To be honest it sounds to me as though you're being wound up by this school director who is saying a few things that don't make sense to me.
Most glaringly, it's nonsense that your DS (necessarily) needs to be taught to read differently because he's highly visual spatial. There was a vogue for analysing children's "learning styles" and claiming that these had straightforward consequences for how they should be taught a few years back, but it's since been debunked, and it was never as simple as the school director suggests anyway. A good teacher will have various tools; he's likely to be more interested in some than others and to get there with some combination of what works for him, but you can't predict what that combination will be from an IQ test (science can't, I mean, and the school director shouldn't make such pronouncements - you and the teacher should feel free to guess what will work best and try that first, but don't be too surprised if the way he learns is different from your guess!).
Secondly, you don't need an explanation for the difference between two subtests in the same index. If they were always close, the test wouldn't need both! If you have other reasons to suspect vision issues - even if you're only spotting them now you think about it - by all means do go to a developmental optometrist and get him checked out. But to suggest someone do so solely on the basis of a discrepancy in an IQ test seems bizarre to me. Maybe he just didn't like that subtest!

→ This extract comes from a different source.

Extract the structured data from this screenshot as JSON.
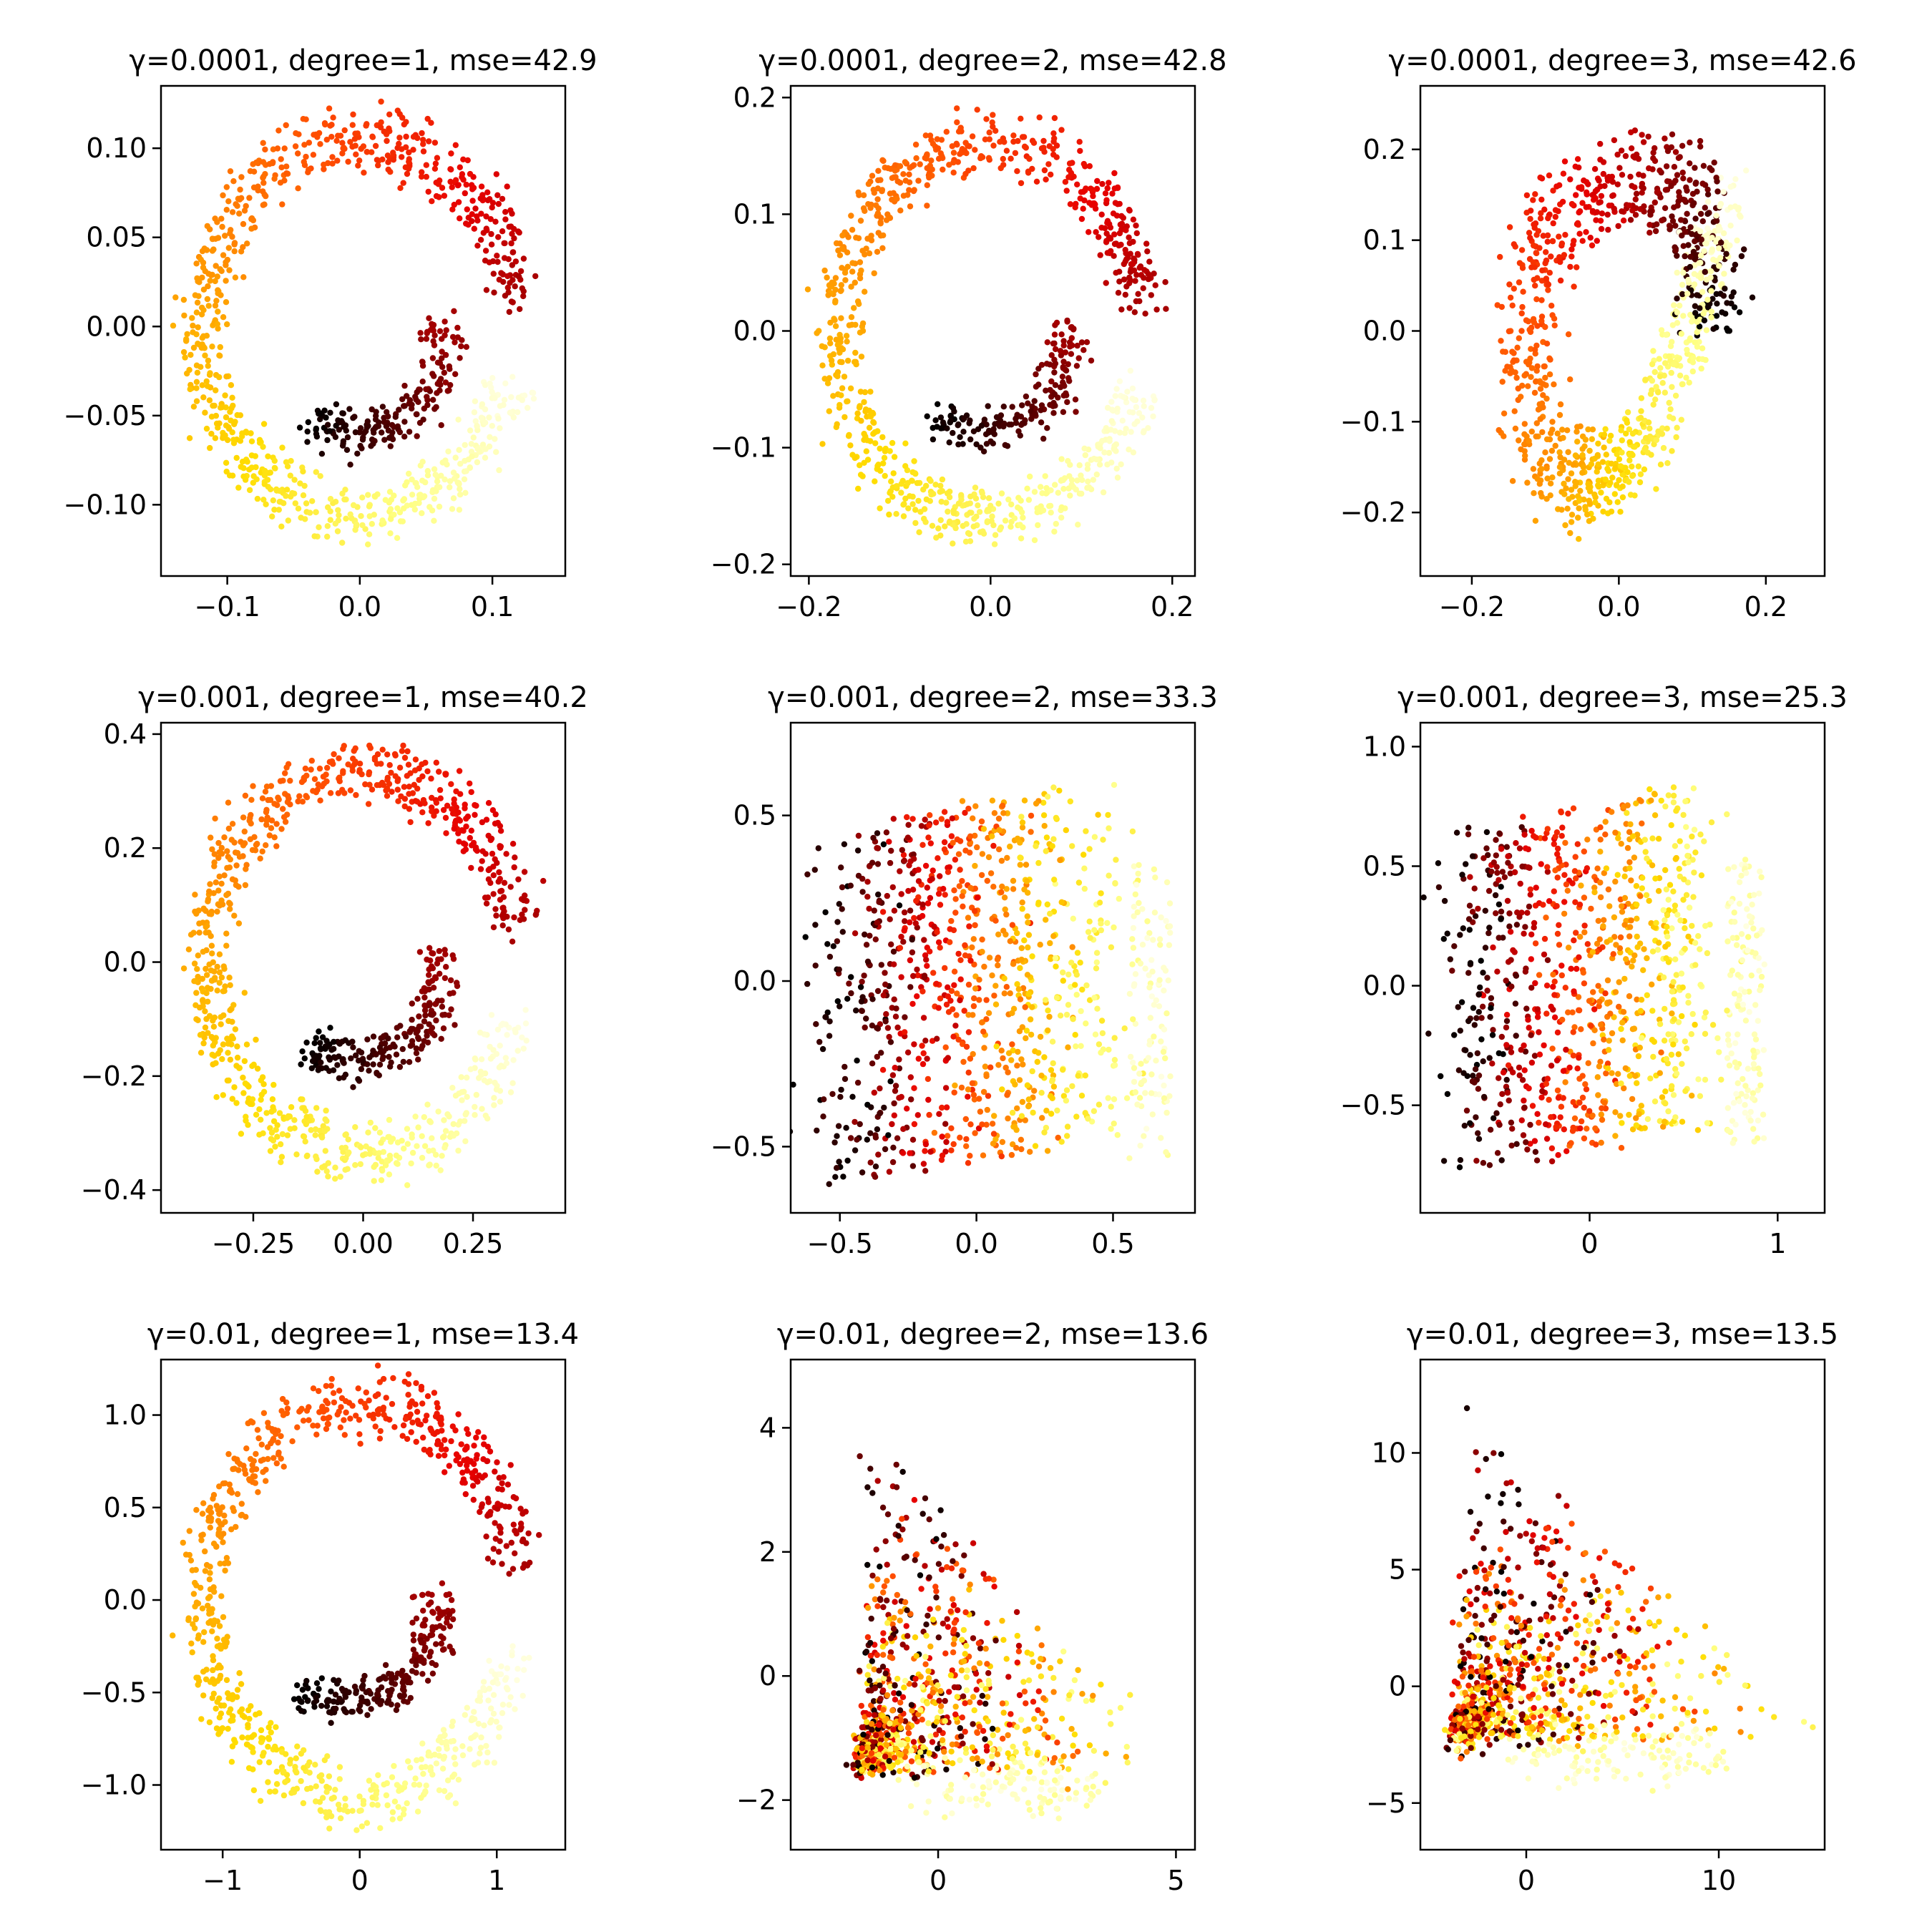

Do you like this director's judgement otherwise? Are you sure the school is a good one? The things above are red flags for me, but if everything else was good about the school I'd smile and nod. (Your DS did get into the school, right? You didn't actually say.)
Going on: don't confuse "is he gifted?" and "does he qualify for DYS?". The results you have look pretty squarely gifted, but most gifted children don't qualify for DYS, and their support is not a magic bullet. Some here have found it helpful to have a DYS person talk to a school, more have found DYS a useful way to find peers for social events, but not getting your son into DYS isn't a disaster. And not doing so is reasonably well correlated with not needing the particular support they offer anyway. You don't yet know, at least as far as what you've said goes, whether your DS is going to have trouble at school. He may indeed be in the range 130-140 which (if I remember rightly) is what's sometimes called "optimally gifted" because these children tend to fit in and do well with mainstream education, have little difficulty interacting with most of their age peers, etc., and yet do well. If so, be happy! DYS is trying to help the children for whom those things are not true.
As to the score themselves I'm no expert and as someone else said this is a new test - but I don't think the scores you posted really qualify as "all over the place"; there's some scatter, but you always get that, and he clearly has lower processing speed than the other indices, but that's normal. Did the psychologist express concerns about scatter, or just talk/write through it?
If you choose to retest when he's 6, the WISC-V would be the obvious test to take (the WISC-IV has been replaced). But I'd suggest not deciding that now. Wait and see whether you think then that testing might give you useful information.